How about rape? Who really likes watching extended rape sequences (besides the disturbingly high population of young women I know with misguided rape fantasies)? Yet a tradition as storied as Ingmar Bergman’s The Virgin Spring (1960) to Peckinpah’s Straw Dogs (1971) to the very modern Irreversible (2002) are built upon the foundation of rape.
It’s long been my belief that I handle these images well because I intellectualize them; I am able to somehow separate what I see on the screen from its true emotional reality. Rape is a devastating, almost unimaginable pain, but on the screen it becomes part of a film tradition, a sub-genre that says something upsetting, but nonetheless abstractly and distinctly intellectual, about our society. How is it I’m able distance myself like that, while other people simply cannot?
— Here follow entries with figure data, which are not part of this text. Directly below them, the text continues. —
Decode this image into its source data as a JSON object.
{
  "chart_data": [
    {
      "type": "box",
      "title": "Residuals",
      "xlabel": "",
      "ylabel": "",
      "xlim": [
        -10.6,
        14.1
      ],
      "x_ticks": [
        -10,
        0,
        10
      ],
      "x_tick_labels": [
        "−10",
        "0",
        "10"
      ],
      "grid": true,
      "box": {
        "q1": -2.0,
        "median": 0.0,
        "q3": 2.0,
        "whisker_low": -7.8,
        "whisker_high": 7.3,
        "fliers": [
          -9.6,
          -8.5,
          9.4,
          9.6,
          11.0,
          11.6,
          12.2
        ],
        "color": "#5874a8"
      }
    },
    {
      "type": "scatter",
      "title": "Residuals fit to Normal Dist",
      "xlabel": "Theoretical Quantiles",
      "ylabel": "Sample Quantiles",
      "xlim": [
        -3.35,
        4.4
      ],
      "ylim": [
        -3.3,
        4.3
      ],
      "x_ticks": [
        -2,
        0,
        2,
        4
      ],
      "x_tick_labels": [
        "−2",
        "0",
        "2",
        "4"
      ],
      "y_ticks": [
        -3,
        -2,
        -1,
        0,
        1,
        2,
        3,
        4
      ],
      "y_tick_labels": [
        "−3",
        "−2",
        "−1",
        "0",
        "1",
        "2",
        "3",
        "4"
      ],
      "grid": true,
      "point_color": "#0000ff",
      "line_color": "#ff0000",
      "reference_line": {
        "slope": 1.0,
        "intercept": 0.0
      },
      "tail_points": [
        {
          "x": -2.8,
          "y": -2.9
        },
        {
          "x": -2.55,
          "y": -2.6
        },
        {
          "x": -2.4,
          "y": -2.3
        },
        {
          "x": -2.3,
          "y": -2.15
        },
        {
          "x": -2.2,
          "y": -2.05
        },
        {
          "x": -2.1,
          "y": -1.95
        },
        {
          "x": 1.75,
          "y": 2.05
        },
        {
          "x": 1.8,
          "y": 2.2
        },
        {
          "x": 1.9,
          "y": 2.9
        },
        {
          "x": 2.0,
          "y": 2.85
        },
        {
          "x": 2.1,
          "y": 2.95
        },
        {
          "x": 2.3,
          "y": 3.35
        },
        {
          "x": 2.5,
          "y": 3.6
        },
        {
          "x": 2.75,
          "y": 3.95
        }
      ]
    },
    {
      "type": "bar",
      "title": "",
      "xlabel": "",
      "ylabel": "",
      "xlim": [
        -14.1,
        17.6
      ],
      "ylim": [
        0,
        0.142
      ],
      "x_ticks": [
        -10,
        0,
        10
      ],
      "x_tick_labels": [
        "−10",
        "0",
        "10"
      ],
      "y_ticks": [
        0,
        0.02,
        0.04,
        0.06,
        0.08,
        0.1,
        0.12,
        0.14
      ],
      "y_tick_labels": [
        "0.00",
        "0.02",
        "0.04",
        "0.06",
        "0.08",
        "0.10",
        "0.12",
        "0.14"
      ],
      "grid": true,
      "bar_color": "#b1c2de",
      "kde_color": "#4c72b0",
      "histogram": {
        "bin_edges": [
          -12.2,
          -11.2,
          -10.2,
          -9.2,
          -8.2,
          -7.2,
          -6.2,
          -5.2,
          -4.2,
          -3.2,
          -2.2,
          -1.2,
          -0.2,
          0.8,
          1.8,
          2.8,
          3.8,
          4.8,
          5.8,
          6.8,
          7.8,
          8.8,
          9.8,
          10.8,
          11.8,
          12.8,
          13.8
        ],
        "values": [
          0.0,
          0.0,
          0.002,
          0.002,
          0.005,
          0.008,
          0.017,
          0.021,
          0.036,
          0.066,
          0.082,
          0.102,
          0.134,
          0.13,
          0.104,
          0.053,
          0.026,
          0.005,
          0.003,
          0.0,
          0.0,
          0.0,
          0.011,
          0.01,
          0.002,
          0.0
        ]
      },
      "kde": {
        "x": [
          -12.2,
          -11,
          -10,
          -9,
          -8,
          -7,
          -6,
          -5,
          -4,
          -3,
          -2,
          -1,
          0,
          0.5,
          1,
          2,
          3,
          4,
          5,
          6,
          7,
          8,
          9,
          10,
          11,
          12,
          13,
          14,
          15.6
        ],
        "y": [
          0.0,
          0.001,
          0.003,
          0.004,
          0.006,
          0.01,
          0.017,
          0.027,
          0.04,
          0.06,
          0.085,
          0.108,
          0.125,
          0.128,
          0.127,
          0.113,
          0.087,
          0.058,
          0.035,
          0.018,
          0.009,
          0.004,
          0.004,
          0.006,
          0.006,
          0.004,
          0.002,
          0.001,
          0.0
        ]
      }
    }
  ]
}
I suppose one logical conclusion is that I’ve never been raped, but surely not everyone who finds those types of films upsetting has. Like most women, I have friends who have been raped, I love many of them dearly, and I’m aware of the emotional pain and devastation it elicits. I’m not naïve. When I watch these films I’m not thinking of the actuality of real, physical rape, but instead the abstract concept it represents. Why?
I’m not smarter than people who don’t watch disturbing movies. Far from it. Nor do I think intelligence really plays any role at all. Some of the most brilliant minds I’ve ever known, my mother among them, can’t stand the most extreme episodes of South Park, let alone the raw, primal horror of Lars von Trier. Nor do I think I’m more mentally stable than people who are emotionally ravaged by these films. I have my own demons– I’ve battled chronic anxiety for as long as I can remember– so it cannot be that I’m simply just so happy and levelheaded that I can “take it”.
How about the idea that I just love movies more? That I must understand something and appreciate something about cinema in order to trust a director enough to accept the disturbing images presented. No, sorry, this one falls apart, too. Even Roger Ebert couldn’t bear to sit through Blue Velvet, and the guy is a walking encyclopedia of film. And a good deal of the attendees of the 1996 Cannes film festival, who clearly really loved film because they dropped the serious cash it takes to attend the goddamn Cannes film festival, still walked out of David Cronenberg’s Crash in disgust. Did they just not ‘get’ film well enough?
Perhaps I’m asking the wrong questions. Maybe this is all biased already towards the inclination that disturbing films are worth viewing, and maybe even more worthwhile for their difficulty. Maybe instead of asking what I “have” that other people don’t, I should worry about what I lack.
Britta R. Moline 11/7/11
Weigh in: If you like the sort of movies I described, why? Do you seek them out or are you simply open to them? If you don’t, why not? What is it about the images that you can’t get past? Do you feel you’re “missing out”?